Que trouve-t-on sur Swen ? Des vidéos qui durent entre 45 secondes et plusieurs minutes (avec une moyenne autour des 2 minutes 30). “Beaucoup reprennent des contenus qu’ils ont réalisés pour Instagram, d’autres essaient de tester de nouveaux formats”, précise Théophile Gucia. L’audience relativement confidentielle de Swen (près de 1 000 utilisateurs) et l’absence de modèle économique (pour l’instant) laissent peu de place aux expérimentations coûteuses. Pas de minimum garanti à la Snap ou d’outils de reporting. Cela viendra sans doute avec le temps.
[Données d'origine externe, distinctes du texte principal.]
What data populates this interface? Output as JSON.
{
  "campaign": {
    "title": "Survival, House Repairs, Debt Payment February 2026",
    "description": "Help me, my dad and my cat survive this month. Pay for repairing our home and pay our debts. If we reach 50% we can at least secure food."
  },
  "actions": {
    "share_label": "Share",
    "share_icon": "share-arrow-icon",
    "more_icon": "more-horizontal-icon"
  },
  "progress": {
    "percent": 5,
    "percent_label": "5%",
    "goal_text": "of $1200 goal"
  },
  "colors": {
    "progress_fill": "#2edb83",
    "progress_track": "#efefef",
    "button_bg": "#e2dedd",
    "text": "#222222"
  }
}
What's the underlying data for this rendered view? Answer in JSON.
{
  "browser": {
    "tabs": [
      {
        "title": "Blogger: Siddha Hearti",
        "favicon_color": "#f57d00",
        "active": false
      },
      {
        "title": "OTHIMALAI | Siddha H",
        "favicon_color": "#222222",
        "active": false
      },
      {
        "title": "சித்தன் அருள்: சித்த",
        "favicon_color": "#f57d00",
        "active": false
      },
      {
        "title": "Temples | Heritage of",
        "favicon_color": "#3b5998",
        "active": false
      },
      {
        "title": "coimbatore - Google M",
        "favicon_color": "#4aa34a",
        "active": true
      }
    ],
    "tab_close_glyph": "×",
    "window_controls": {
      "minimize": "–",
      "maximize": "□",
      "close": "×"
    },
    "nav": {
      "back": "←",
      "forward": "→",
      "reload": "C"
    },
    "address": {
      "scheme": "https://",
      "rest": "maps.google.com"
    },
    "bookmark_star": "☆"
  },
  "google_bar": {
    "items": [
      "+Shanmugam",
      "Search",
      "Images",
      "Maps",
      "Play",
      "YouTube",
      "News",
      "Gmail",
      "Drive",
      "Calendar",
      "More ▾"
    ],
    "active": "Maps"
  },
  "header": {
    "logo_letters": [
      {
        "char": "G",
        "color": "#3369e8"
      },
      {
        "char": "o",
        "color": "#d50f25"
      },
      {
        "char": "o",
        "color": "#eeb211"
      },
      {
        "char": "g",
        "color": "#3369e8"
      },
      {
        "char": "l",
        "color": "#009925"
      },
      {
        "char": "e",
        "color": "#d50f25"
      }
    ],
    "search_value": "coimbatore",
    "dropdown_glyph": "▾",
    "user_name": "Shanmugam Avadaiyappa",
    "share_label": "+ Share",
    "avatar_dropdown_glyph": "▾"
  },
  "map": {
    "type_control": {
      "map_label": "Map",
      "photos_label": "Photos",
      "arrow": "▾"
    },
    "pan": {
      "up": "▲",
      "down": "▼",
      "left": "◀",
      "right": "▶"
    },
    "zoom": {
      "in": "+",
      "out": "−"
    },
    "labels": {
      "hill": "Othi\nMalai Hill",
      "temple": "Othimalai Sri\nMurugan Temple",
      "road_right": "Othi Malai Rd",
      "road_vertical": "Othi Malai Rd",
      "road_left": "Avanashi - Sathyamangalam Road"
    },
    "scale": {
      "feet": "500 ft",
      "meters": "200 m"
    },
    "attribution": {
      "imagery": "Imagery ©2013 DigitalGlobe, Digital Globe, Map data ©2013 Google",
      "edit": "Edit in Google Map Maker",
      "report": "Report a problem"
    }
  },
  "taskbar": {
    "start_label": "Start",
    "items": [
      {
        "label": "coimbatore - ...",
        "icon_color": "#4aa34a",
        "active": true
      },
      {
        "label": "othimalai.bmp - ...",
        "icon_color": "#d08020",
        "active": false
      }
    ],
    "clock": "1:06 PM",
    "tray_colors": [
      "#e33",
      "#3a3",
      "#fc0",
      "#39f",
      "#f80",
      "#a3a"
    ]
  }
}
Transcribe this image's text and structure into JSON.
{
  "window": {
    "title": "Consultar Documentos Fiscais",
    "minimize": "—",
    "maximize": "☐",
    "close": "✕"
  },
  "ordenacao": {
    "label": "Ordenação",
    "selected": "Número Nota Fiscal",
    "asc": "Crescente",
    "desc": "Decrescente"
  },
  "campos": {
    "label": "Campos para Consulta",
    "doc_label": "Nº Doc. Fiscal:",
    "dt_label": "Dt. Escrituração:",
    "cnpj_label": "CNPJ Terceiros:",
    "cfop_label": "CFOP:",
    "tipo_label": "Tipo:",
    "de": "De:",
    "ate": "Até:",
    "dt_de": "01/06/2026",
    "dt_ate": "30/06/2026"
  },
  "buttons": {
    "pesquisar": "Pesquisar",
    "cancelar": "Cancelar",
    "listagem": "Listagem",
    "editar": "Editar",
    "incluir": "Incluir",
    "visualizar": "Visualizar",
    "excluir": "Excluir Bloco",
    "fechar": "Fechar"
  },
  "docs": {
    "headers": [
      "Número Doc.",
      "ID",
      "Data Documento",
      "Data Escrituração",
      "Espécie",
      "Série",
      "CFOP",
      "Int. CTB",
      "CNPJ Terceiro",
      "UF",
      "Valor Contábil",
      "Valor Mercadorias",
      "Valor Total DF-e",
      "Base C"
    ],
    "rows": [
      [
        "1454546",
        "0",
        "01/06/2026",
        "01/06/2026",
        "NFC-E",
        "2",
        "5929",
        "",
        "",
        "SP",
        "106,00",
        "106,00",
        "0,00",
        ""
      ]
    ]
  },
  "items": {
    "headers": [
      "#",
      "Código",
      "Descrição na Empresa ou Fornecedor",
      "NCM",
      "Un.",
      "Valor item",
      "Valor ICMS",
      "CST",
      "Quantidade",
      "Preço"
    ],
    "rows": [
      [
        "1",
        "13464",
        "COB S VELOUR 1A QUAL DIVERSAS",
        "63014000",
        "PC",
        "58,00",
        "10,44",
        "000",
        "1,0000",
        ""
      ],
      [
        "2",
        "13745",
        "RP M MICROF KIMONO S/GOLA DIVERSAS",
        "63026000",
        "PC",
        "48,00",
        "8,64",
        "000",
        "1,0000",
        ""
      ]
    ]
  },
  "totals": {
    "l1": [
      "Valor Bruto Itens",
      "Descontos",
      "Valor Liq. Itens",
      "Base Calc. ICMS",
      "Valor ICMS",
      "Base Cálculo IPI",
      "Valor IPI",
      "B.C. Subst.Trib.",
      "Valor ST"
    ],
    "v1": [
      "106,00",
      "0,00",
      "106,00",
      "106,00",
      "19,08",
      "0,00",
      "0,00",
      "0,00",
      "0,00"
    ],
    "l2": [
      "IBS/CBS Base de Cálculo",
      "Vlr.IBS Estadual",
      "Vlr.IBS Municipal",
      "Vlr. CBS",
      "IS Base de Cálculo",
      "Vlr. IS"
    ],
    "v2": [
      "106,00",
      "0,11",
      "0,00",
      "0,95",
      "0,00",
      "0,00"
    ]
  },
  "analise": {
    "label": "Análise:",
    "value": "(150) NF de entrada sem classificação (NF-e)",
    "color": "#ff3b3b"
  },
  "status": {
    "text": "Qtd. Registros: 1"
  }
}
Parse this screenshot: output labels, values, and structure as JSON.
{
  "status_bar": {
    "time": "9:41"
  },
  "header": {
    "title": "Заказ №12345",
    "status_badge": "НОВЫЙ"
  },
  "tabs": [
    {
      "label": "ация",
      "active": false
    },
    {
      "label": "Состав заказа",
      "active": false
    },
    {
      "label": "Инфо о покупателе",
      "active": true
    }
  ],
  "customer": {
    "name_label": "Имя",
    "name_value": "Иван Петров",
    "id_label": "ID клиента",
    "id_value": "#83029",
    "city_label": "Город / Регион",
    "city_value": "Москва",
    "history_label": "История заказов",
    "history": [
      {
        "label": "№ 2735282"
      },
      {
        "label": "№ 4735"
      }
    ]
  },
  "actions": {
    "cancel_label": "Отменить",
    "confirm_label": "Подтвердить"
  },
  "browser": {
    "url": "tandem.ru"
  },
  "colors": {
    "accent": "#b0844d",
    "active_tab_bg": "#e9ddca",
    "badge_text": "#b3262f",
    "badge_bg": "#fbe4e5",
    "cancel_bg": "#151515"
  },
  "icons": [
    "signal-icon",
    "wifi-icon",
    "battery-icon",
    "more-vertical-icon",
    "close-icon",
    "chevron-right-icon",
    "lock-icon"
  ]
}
En attendant, les médias partenaires profitent de la perspective de toucher un public jeune, qu’ils ont, eux-mêmes, de plus en plus de mal à capter sur leurs applications et réseaux sociaux.
Michaël Fromentoux, directeur du développement digital de 20 Minutes France, ne dit pas autre chose lorsqu’il explique que “le fait d'être sur Swen s’inscrit dans une logique d'être partout où les gens sont et, dans ce cas précis, d’être là où les cibles jeunes sont et seront.” L’activité de 20 Minutes, qui fait partie des 3 médias qui cumulent le plus de vidéos vues sur la plateforme, s’inscrit surtout dans une démarche de visibilité et de notoriété. Swen ne fait en effet pas de renvoi de trafic (pour l’instant ?). Il faut de toute façon lui laisser le temps de grandir. L’application ne propose, à date, qu’une dizaine de nouvelles vidéos par jour. C’est évidemment peu et “ça va augmenter en même temps que de nouveaux médias, notamment des acteurs de l’actu chaude, vont nous rejoindre”, précise Théophile Gucia.
50 partenaires médias d'ici la fin de l'année
Swen espère réunir 50 partenaires médias d’ici la fin de l’année. Des partenaires qui devraient se voir proposer, courant 2023, de partager les revenus publicitaires réalisés au sein de l’application. “La publicité sera le pilier de notre modèle économique, parce que les jeunes ne sont pas prêts à payer pour s’informer et que l’on veut être accessible à tous”, justifie Théophile Gucia. De la publicité mais pas n’importe quelle publicité. “On ne veut pas de publicité qui pollue l’expérience utilisateur.” Pas de pré-roll ou de mid-roll donc, qui sont certes intrusifs mais aussi les formats les plus rémunérateurs. “On va travailler sur des pub in-feed et sur un modèle de brand content qui je pense sera plus valorisant à faire sur Swen que les réseaux sociaux traditionnels.” Et de donner l’exemple d’un tag qui serait sponsorisé. “On va travailler avec les médias partenaires sur les moyens de peaufiner ça.”
L’application, qui a été incubée chez Euratechnologies et espère boucler une levée de fonds d’ici la fin de l’année, veut profiter de l’audience de TikTok et Instagram pour y créer des communautés hyper engagées qui se rendront, in fine, chez elle. “Sur TikTok, on pense proposer des nouveaux formats type micro-trottoir grâce à un community manager qui vient d’être recruté”, précise Théophile Gucia. Sur Instagram, ce sont plutôt les nouvelles fonctionnalités et les nouveaux partenaires qui seront mis en avant. De quoi permettre à Swen de devenir, in fine, l’application d’information référente pour les moins de 30 ans, espère ses deux cofondateurs.